Het lichtrijk spant zich onophoudelijk in licht in de duisternis te brengen, maar waar de harten zich afsluiten, verliest het licht aan lichtsterkte en blijft het daar donker als voorheen. De zielen bepalen dus hun toestand zelf, welke uit duisternis of schemering of licht kan bestaan. Ze bepalen deze zelf door hun wil, die eerst op het licht gericht moet zijn, als het lichter om de ziel moet worden. Maar is nu een ziel zo verzwakt of ook nog helemaal in de handen van de tegenstander van God, dan zal ze eeuwig niet alleen deze krachteloosheid te boven kunnen komen.

Ze weet ook niets van de goddelijke Verlosser Jezus Christus en kan Hem dus ook niet om hulp aanroepen.

En ze zou daarom eeuwige tijden in haar ongelukkige toestand blijven, wanneer ze niet werd geholpen door voorspraak van de mensen.

Juist deze voorspraak wordt meestal nagelaten, omdat er niet aan de uitwerking en de urgentie ervan wordt geloofd. Maar de voorbede is juist voor het rijk hierna een belangrijke factor, want waar het wezen zelf niet meer in staat is zich te helpen en de liefde Gods wettelijk gebonden is door de vrije wil van de ziel, daar kan de liefde van een mens bemiddelend tussenbeide komen en ter wille van diens liefde kan nu Gods liefde actief worden en ze het ongelukkige wezen doen toekomen in de vorm van toevoer van kracht.

De laatste beslissing blijft weliswaar steeds nog bij de ziel zelf, of en hoe ze de kracht benut die haar door de voorbede van de mens nu toekomt. Maar ze ervaart deze kracht als weldaad en haar huidige weerstand begint te verslappen en het wordt iets lichter in haar, zodat ze begint na te denken. En dan kan haar verlossing plaatsvinden, wanneer ze de kracht van de voorbede maar juist gebruikt. Dan kunnen ook de lichtwezens zich inmengen, zonder weerstand te ondervinden. Elke verbinding dus van zielen der duisternis met de lichtwereld of met God is onmogelijk, zolang de wil tevoren niet is gebroken, die nog in openlijke weerstand aan God volhardt, daar anders het wezen zich niet in de duisternis zou bevinden. Want het verlangen naar een betere toestand, dat wel ieder wezen in de duisternis zal hebben, geeft niet alleen de doorslag. Veeleer moet het tevoren de reden van zijn ellendige toestand inzien en zich inspannen om deze reden te veranderen, zich zelf te veranderen en licht te verlangen ter wille van het licht, niet ter wille van de daarmee samengaande gelukzaligheid.
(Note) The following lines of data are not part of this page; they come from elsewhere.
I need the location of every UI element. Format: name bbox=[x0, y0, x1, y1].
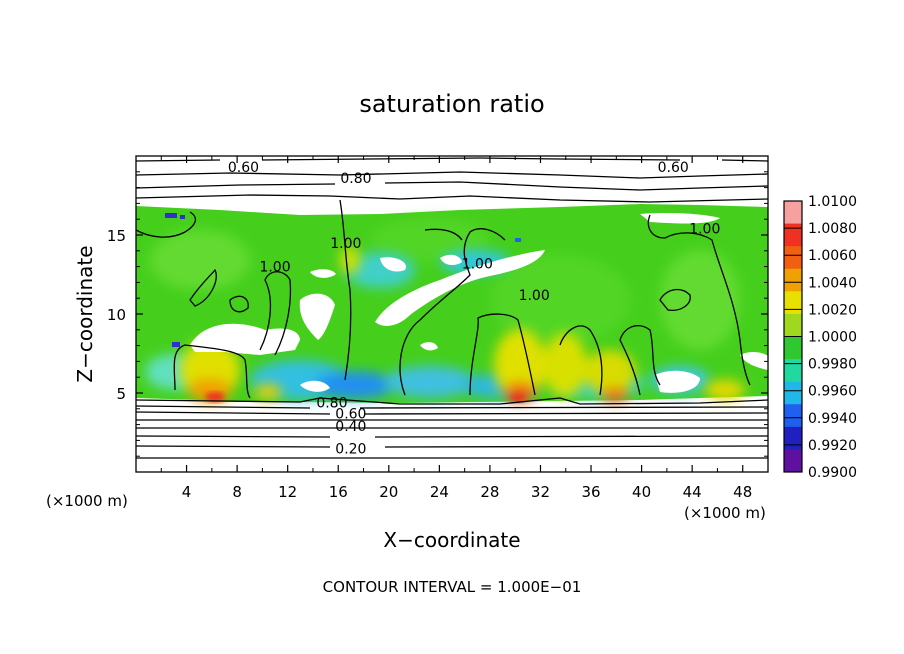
plot-area bbox=[136, 156, 768, 472]
contour-label: 0.20 bbox=[335, 441, 366, 457]
colorbar-swatch bbox=[784, 359, 802, 383]
colorbar-label: 1.0020 bbox=[808, 302, 857, 318]
contour-interval-note: CONTOUR INTERVAL = 1.000E−01 bbox=[323, 578, 582, 596]
field-variation bbox=[150, 218, 740, 350]
chart-title: saturation ratio bbox=[359, 90, 544, 118]
x-tick-label: 4 bbox=[182, 483, 192, 501]
x-tick-label: 12 bbox=[278, 483, 297, 501]
contour-label: 1.00 bbox=[462, 256, 493, 272]
colorbar-swatch bbox=[784, 336, 802, 360]
x-tick-label: 36 bbox=[581, 483, 600, 501]
field-supersaturated-plumes bbox=[180, 246, 745, 402]
contour-label: 0.60 bbox=[658, 160, 689, 176]
contours-upper bbox=[136, 157, 768, 203]
colorbar-label: 0.9980 bbox=[808, 357, 857, 373]
colorbar-swatch bbox=[784, 426, 802, 450]
x-tick-label: 44 bbox=[683, 483, 702, 501]
contour-label: 1.00 bbox=[330, 236, 361, 252]
colorbar: 1.0100 1.0080 1.0060 1.0040 1.0020 1.0000 0.99… bbox=[783, 194, 857, 481]
x-axis-label: X−coordinate bbox=[383, 528, 520, 552]
colorbar-label: 1.0060 bbox=[808, 248, 857, 264]
x-unit-right: (×1000 m) bbox=[684, 504, 766, 522]
colorbar-swatch bbox=[784, 313, 802, 337]
contour-label: 0.40 bbox=[335, 419, 366, 435]
y-axis-label: Z−coordinate bbox=[73, 245, 97, 382]
contours-lower bbox=[136, 397, 768, 459]
contour-label: 1.00 bbox=[689, 222, 720, 238]
colorbar-swatch bbox=[784, 381, 802, 405]
colorbar-swatch bbox=[784, 291, 802, 315]
colorbar-swatch bbox=[784, 223, 802, 247]
colorbar-swatch bbox=[784, 246, 802, 270]
colorbar-swatch bbox=[784, 268, 802, 292]
colorbar-swatch bbox=[784, 201, 802, 225]
colorbar-label: 0.9900 bbox=[808, 465, 857, 481]
colorbar-label: 1.0100 bbox=[808, 194, 857, 210]
y-tick-label: 10 bbox=[107, 306, 126, 324]
contour-label: 0.80 bbox=[340, 171, 371, 187]
field-peak-cores bbox=[205, 392, 526, 402]
x-tick-label: 32 bbox=[531, 483, 550, 501]
contour-label: 0.80 bbox=[316, 395, 347, 411]
colorbar-label: 0.9920 bbox=[808, 438, 857, 454]
colorbar-label: 1.0000 bbox=[808, 330, 857, 346]
colorbar-label: 0.9960 bbox=[808, 384, 857, 400]
y-tick-label: 15 bbox=[107, 227, 126, 245]
contour-label: 0.60 bbox=[335, 407, 366, 423]
field-clear-holes bbox=[190, 213, 768, 393]
x-tick-label: 48 bbox=[733, 483, 752, 501]
colorbar-label: 1.0080 bbox=[808, 221, 857, 237]
x-tick-label: 8 bbox=[232, 483, 242, 501]
field-cloud-top-specks bbox=[165, 213, 521, 347]
contours-saturation bbox=[136, 199, 751, 399]
colorbar-swatch bbox=[784, 449, 802, 473]
contour-label: 1.00 bbox=[519, 288, 550, 304]
contour-label: 0.60 bbox=[228, 160, 259, 176]
colorbar-label: 0.9940 bbox=[808, 411, 857, 427]
colorbar-label: 1.0040 bbox=[808, 275, 857, 291]
y-tick-label: 5 bbox=[116, 385, 126, 403]
contour-labels: 0.60 0.600.801.001.00 1.001.001.000.800.60… bbox=[228, 160, 721, 457]
x-tick-label: 28 bbox=[480, 483, 499, 501]
colorbar-swatch bbox=[784, 404, 802, 428]
x-unit-left: (×1000 m) bbox=[46, 492, 128, 510]
x-tick-label: 40 bbox=[632, 483, 651, 501]
x-tick-label: 16 bbox=[329, 483, 348, 501]
x-tick-label: 20 bbox=[379, 483, 398, 501]
contour-label: 1.00 bbox=[259, 260, 290, 276]
x-tick-label: 24 bbox=[430, 483, 449, 501]
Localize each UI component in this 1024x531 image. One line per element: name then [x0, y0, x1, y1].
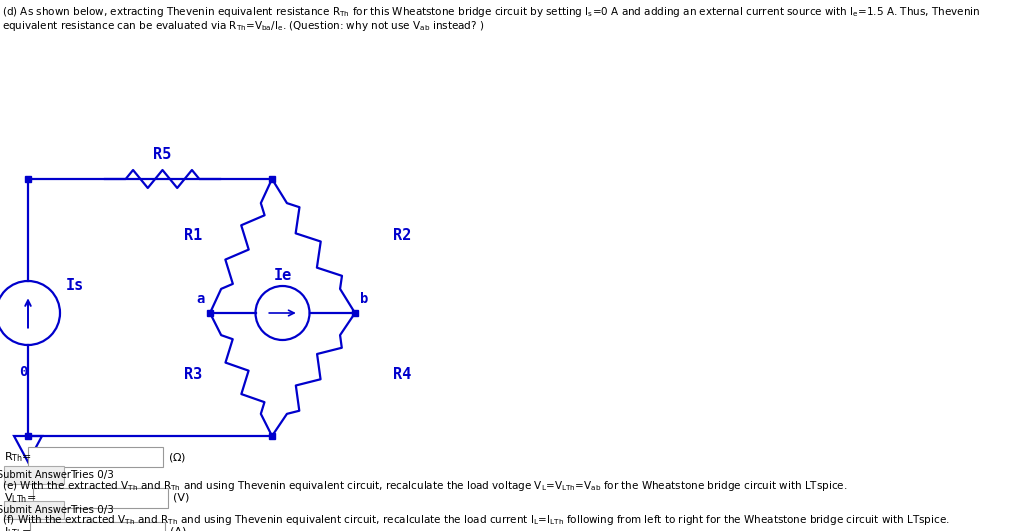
Text: Submit Answer: Submit Answer	[0, 505, 71, 515]
Text: Submit Answer: Submit Answer	[0, 470, 71, 480]
Text: b: b	[360, 292, 369, 306]
Text: (f) With the extracted V$_{\rm Th}$ and R$_{\rm Th}$ and using Thevenin equivale: (f) With the extracted V$_{\rm Th}$ and …	[2, 513, 949, 527]
Text: equivalent resistance can be evaluated via R$_{\rm Th}$=V$_{\rm ba}$/I$_{\rm e}$: equivalent resistance can be evaluated v…	[2, 19, 484, 33]
Text: R5: R5	[154, 147, 172, 162]
Text: Ie: Ie	[273, 268, 292, 283]
Text: 0: 0	[18, 365, 28, 379]
Text: (d) As shown below, extracting Thevenin equivalent resistance R$_{\rm Th}$ for t: (d) As shown below, extracting Thevenin …	[2, 5, 980, 19]
Text: R$_{\rm Th}$=: R$_{\rm Th}$=	[4, 450, 32, 464]
Text: (V): (V)	[173, 493, 189, 503]
Bar	[4, 466, 63, 484]
Text: R2: R2	[393, 228, 412, 244]
Bar	[33, 488, 168, 508]
Text: (A): (A)	[170, 527, 186, 531]
Text: I$_{\rm LTh}$=: I$_{\rm LTh}$=	[4, 525, 32, 531]
Text: (e) With the extracted V$_{\rm Th}$ and R$_{\rm Th}$ and using Thevenin equivale: (e) With the extracted V$_{\rm Th}$ and …	[2, 479, 848, 493]
Text: ($\Omega$): ($\Omega$)	[168, 450, 186, 464]
Text: V$_{\rm LTh}$=: V$_{\rm LTh}$=	[4, 491, 36, 505]
Text: Tries 0/3: Tries 0/3	[70, 505, 114, 515]
Text: R3: R3	[183, 367, 202, 382]
Bar	[4, 501, 63, 519]
Text: Tries 0/3: Tries 0/3	[70, 470, 114, 480]
Text: R4: R4	[393, 367, 412, 382]
Bar	[30, 522, 165, 531]
Text: Is: Is	[66, 278, 84, 293]
Bar	[28, 447, 163, 467]
Text: R1: R1	[183, 228, 202, 244]
Text: a: a	[197, 292, 205, 306]
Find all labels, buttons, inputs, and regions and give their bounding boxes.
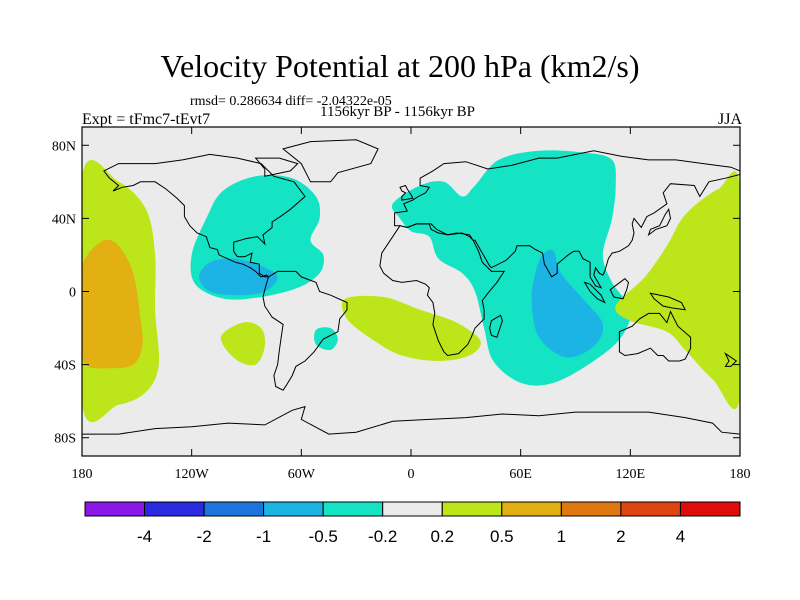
x-tick-label: 180 bbox=[730, 467, 751, 482]
colorbar-label: -0.2 bbox=[368, 527, 397, 546]
new-guinea-coast bbox=[649, 292, 687, 311]
south-america-positive-region bbox=[220, 322, 266, 366]
colorbar-swatch bbox=[620, 501, 681, 517]
central-pacific-core-region bbox=[82, 239, 143, 369]
borneo-coast bbox=[609, 278, 630, 300]
colorbar-swatch bbox=[501, 501, 562, 517]
x-tick-label: 120W bbox=[175, 467, 210, 482]
colorbar-label: -0.5 bbox=[309, 527, 338, 546]
colorbar-swatch bbox=[84, 501, 145, 517]
north-america-coast bbox=[103, 153, 306, 278]
australia-coast bbox=[618, 310, 692, 362]
y-tick-label: 80N bbox=[52, 139, 76, 154]
baffin-coast bbox=[254, 157, 299, 177]
colorbar-swatch bbox=[441, 501, 503, 517]
y-tick-label: 0 bbox=[69, 286, 76, 301]
season-label: JJA bbox=[717, 111, 742, 128]
colorbar-label: 4 bbox=[676, 527, 685, 546]
colorbar-swatch bbox=[680, 501, 741, 517]
indian-ocean-negative-core-region bbox=[531, 250, 604, 358]
experiment-label: Expt = tFmc7-tEvt7 bbox=[82, 111, 211, 128]
colorbar-label: 0.2 bbox=[430, 527, 454, 546]
colorbar-label: 1 bbox=[557, 527, 566, 546]
chart-title: Velocity Potential at 200 hPa (km2/s) bbox=[160, 48, 640, 84]
greenland-coast bbox=[282, 139, 379, 183]
x-tick-label: 120E bbox=[616, 467, 646, 482]
colorbar-label: -4 bbox=[137, 527, 152, 546]
new-zealand-coast bbox=[724, 352, 738, 367]
madagascar-coast bbox=[489, 314, 503, 338]
period-label: 1156kyr BP - 1156kyr BP bbox=[320, 104, 476, 120]
x-tick-label: 60E bbox=[509, 467, 532, 482]
south-atlantic-positive-region bbox=[341, 295, 481, 361]
south-america-negative-region bbox=[314, 327, 338, 351]
colorbar-label: -1 bbox=[256, 527, 271, 546]
antarctica-coast bbox=[82, 405, 740, 435]
x-tick-label: 60W bbox=[288, 467, 316, 482]
colorbar-swatch bbox=[560, 501, 622, 517]
sumatra-coast bbox=[583, 281, 606, 304]
south-america-coast bbox=[262, 270, 348, 391]
colorbar-swatch bbox=[322, 501, 384, 517]
eurasia-coast bbox=[394, 150, 740, 289]
colorbar-swatch bbox=[382, 501, 443, 517]
west-pacific-positive-region bbox=[615, 171, 740, 410]
y-tick-label: 80S bbox=[54, 432, 76, 447]
x-tick-label: 180 bbox=[72, 467, 93, 482]
stats-label: rmsd= 0.286634 diff= -2.04322e-05 bbox=[190, 94, 392, 109]
japan-coast bbox=[647, 208, 672, 237]
atlantic-negative-core-region bbox=[199, 258, 278, 296]
colorbar-swatch bbox=[203, 501, 265, 517]
africa-coast bbox=[379, 223, 506, 357]
y-tick-label: 40N bbox=[52, 212, 76, 227]
colorbar-label: -2 bbox=[197, 527, 212, 546]
colorbar-swatch bbox=[144, 501, 205, 517]
uk-coast bbox=[399, 184, 414, 201]
x-tick-label: 0 bbox=[408, 467, 415, 482]
colorbar-swatch bbox=[263, 501, 324, 517]
colorbar-label: 2 bbox=[616, 527, 625, 546]
colorbar-label: 0.5 bbox=[490, 527, 514, 546]
y-tick-label: 40S bbox=[54, 359, 76, 374]
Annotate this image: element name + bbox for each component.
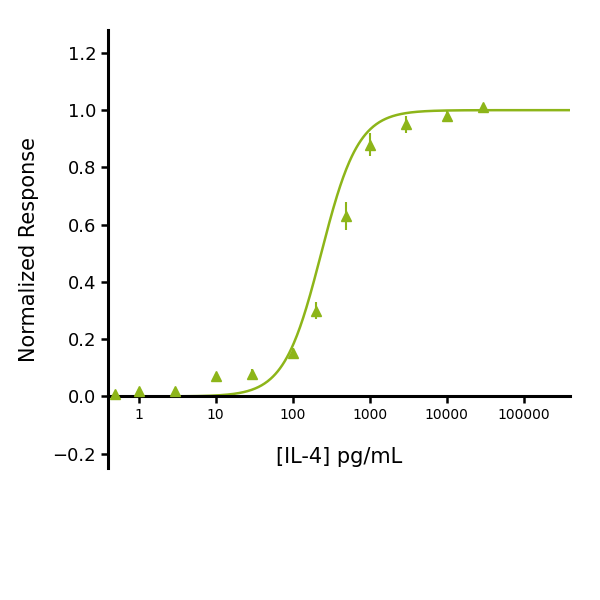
Y-axis label: Normalized Response: Normalized Response (19, 136, 38, 361)
X-axis label: [IL-4] pg/mL: [IL-4] pg/mL (276, 447, 402, 467)
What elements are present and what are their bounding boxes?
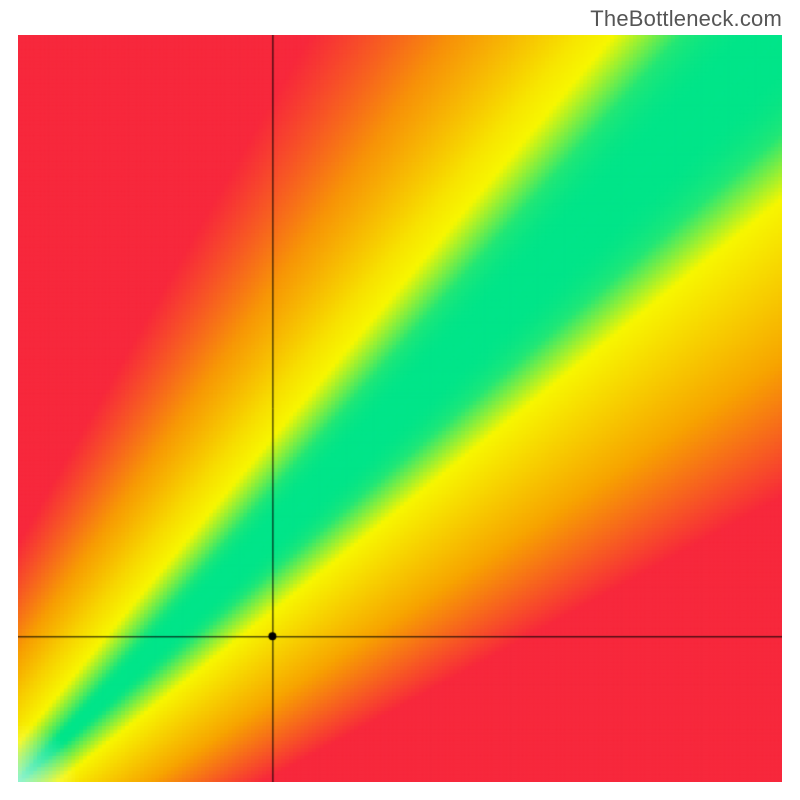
- plot-area: [18, 35, 782, 782]
- watermark-text: TheBottleneck.com: [590, 6, 782, 32]
- chart-container: TheBottleneck.com: [0, 0, 800, 800]
- heatmap-canvas: [18, 35, 782, 782]
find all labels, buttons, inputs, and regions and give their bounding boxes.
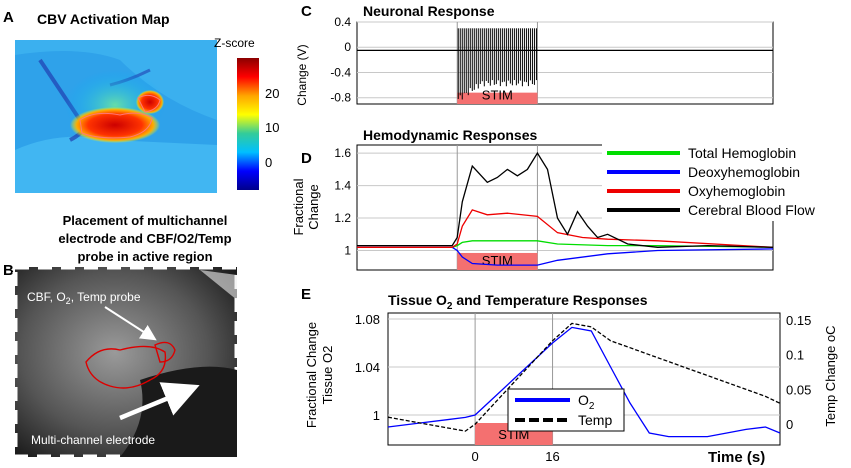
legend-label-o2-subscript: 2 bbox=[589, 401, 595, 412]
series-total-hemoglobin bbox=[357, 240, 774, 248]
panel-d-ylabel-line-2: Change bbox=[306, 184, 321, 230]
legend-label-o2-main: O bbox=[578, 392, 589, 408]
colorbar bbox=[237, 58, 259, 190]
panel-c-stim-label: STIM bbox=[482, 88, 513, 103]
panel-b-title-line-3: probe in active region bbox=[77, 249, 212, 264]
panel-e-xlabel: Time (s) bbox=[708, 449, 765, 466]
colorbar-tick-20: 20 bbox=[265, 86, 279, 101]
panel-a: A CBV Activation Map Z-score 20 10 0 bbox=[3, 9, 279, 193]
panel-e-xtick-16: 16 bbox=[545, 449, 559, 464]
panel-e-title-part-1: Tissue O bbox=[388, 292, 447, 308]
panel-c-axes bbox=[356, 21, 774, 105]
panel-c-ytick-neg-0.4: -0.4 bbox=[330, 65, 351, 79]
legend-label-oxyhemoglobin: Oxyhemoglobin bbox=[688, 183, 785, 199]
legend-label-cerebral-blood-flow: Cerebral Blood Flow bbox=[688, 202, 816, 218]
panel-e-y2tick-0.05: 0.05 bbox=[786, 382, 811, 397]
cbv-activation-map-image bbox=[15, 40, 217, 193]
colorbar-tick-0: 0 bbox=[265, 155, 272, 170]
panel-d-ylabel-line-1: Fractional bbox=[291, 178, 306, 235]
series-o2 bbox=[387, 326, 781, 438]
panel-d-legend: Total Hemoglobin Deoxyhemoglobin Oxyhemo… bbox=[602, 143, 848, 221]
panel-d-letter: D bbox=[301, 150, 312, 167]
legend-label-o2: O2 bbox=[578, 392, 595, 412]
panel-e-title: Tissue O2 and Temperature Responses bbox=[388, 292, 648, 312]
series-oxyhemoglobin bbox=[357, 209, 774, 248]
legend-label-temp: Temp bbox=[578, 412, 612, 428]
panel-e: E Tissue O2 and Temperature Responses ST… bbox=[301, 286, 838, 466]
panel-d-title: Hemodynamic Responses bbox=[363, 127, 537, 143]
panel-b: Placement of multichannel electrode and … bbox=[3, 213, 240, 460]
panel-d: Hemodynamic Responses D STIM Fractional … bbox=[291, 127, 848, 271]
panel-e-y2tick-0.15: 0.15 bbox=[786, 313, 811, 328]
panel-c-spike-burst bbox=[457, 28, 537, 100]
panel-e-xtick-0: 0 bbox=[471, 449, 478, 464]
series-cerebral-blood-flow bbox=[357, 151, 774, 248]
panel-a-letter: A bbox=[3, 9, 14, 26]
legend-label-deoxyhemoglobin: Deoxyhemoglobin bbox=[688, 164, 800, 180]
probe-arrow bbox=[104, 306, 157, 341]
panel-e-ylabel-line-1: Fractional Change bbox=[304, 322, 319, 428]
series-temp bbox=[387, 322, 781, 432]
panel-a-title: CBV Activation Map bbox=[37, 11, 170, 27]
panel-b-letter: B bbox=[3, 262, 14, 279]
panel-e-ytick-1: 1 bbox=[373, 408, 380, 423]
panel-d-ytick-1.2: 1.2 bbox=[334, 211, 351, 225]
panel-c-ytick-0: 0 bbox=[344, 40, 351, 54]
panel-c-grid bbox=[357, 21, 773, 104]
panel-c: C Neuronal Response STIM Change (V) 0.4 … bbox=[295, 3, 774, 106]
panel-d-stim-label: STIM bbox=[482, 253, 513, 268]
panel-e-legend-box bbox=[507, 388, 625, 432]
colorbar-tick-10: 10 bbox=[265, 120, 279, 135]
electrode-arrow bbox=[119, 382, 200, 421]
panel-e-ylabel-right: Temp Change oC bbox=[823, 325, 838, 426]
panel-e-legend: O2 Temp bbox=[507, 388, 625, 432]
panel-b-title-line-1: Placement of multichannel bbox=[63, 213, 228, 228]
electrode-label: Multi-channel electrode bbox=[31, 433, 155, 447]
panel-e-ytick-1.08: 1.08 bbox=[355, 312, 380, 327]
panel-e-title-subscript: 2 bbox=[447, 301, 453, 312]
panel-e-ylabel-line-2: Tissue O2 bbox=[320, 346, 335, 405]
panel-c-letter: C bbox=[301, 3, 312, 20]
panel-b-title-line-2: electrode and CBF/O2/Temp bbox=[58, 231, 231, 246]
panel-c-stim-bar bbox=[457, 92, 538, 104]
panel-e-y2tick-0: 0 bbox=[786, 417, 793, 432]
panel-d-ytick-1: 1 bbox=[344, 244, 351, 258]
panel-d-ytick-1.6: 1.6 bbox=[334, 146, 351, 160]
probe-label-part-1: CBF, O bbox=[27, 290, 66, 304]
colorbar-label: Z-score bbox=[214, 36, 255, 50]
probe-label-subscript: 2 bbox=[66, 296, 71, 306]
probe-label: CBF, O2, Temp probe bbox=[27, 290, 141, 306]
panel-e-letter: E bbox=[301, 286, 311, 303]
series-deoxyhemoglobin bbox=[357, 246, 774, 266]
panel-c-ytick-neg-0.8: -0.8 bbox=[330, 91, 351, 105]
panel-c-title: Neuronal Response bbox=[363, 3, 495, 19]
panel-e-ytick-1.04: 1.04 bbox=[355, 360, 380, 375]
legend-label-total-hemoglobin: Total Hemoglobin bbox=[688, 145, 796, 161]
panel-c-ylabel: Change (V) bbox=[295, 44, 309, 105]
panel-e-title-part-2: and Temperature Responses bbox=[452, 292, 647, 308]
probe-placement-photo bbox=[12, 264, 240, 460]
panel-e-y2tick-0.1: 0.1 bbox=[786, 348, 804, 363]
probe-label-part-2: , Temp probe bbox=[71, 290, 141, 304]
panel-d-ytick-1.4: 1.4 bbox=[334, 179, 351, 193]
panel-c-ytick-0.4: 0.4 bbox=[334, 15, 351, 29]
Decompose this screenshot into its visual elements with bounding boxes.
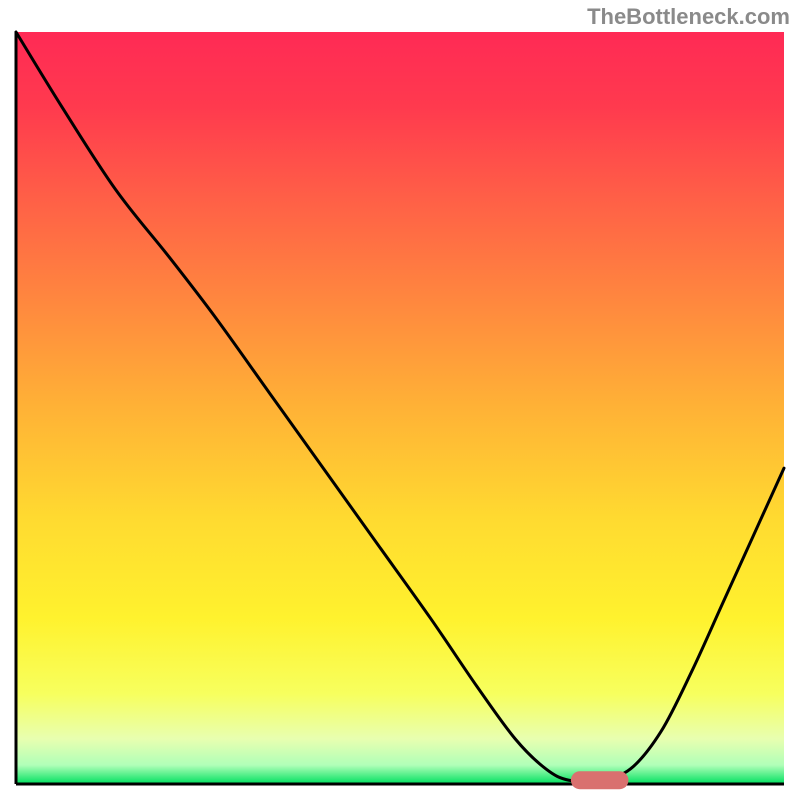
optimal-marker: [571, 771, 629, 789]
chart-container: TheBottleneck.com: [0, 0, 800, 800]
watermark-text: TheBottleneck.com: [587, 4, 790, 30]
plot-background: [16, 32, 784, 784]
bottleneck-chart: [0, 0, 800, 800]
Het wezen moet zijn zondigheid inzien en vrij van zonden willen worden. Het moet de verlossing begeren vanuit het inzicht dat het de nabijheid Gods in deze zondige toestand niet waardig is. En het moet vrij willen worden van zonde en dood om nader tot God te komen, naar Wie de ziel vurig verlangen moet, wat ook zeker het geval zal zijn wanneer ze eenmaal haar schuld inziet en die belijdt voor Jezus Christus, Die haar steeds weer nader zal komen om haar ertoe te brengen dat ze tot Hem roept in haar nood.

De ziel moet zelf uit haar kwellende toestand een uitweg willen vinden, maar steeds in diepe deemoed en in het besef van haar zonden. En dat vergt haar veranderde wil die tot zo’n verandering kan komen juist door de voorbede, omdat de ziel alleen te zwak is wanneer ze het rijk hierna in de toestand van duisternis binnengaat. Dan kan haar door voorspraak zoveel kracht toegevoerd worden, die ze ook zeker op de juiste manier zal gebruiken, omdat Gods liefde uitermate graag de liefde van de mensen die voorspreken beloont met de vervulling van hun verzoeken, een ongelukkige ziel in het geestelijke rijk te helpen in haar nood.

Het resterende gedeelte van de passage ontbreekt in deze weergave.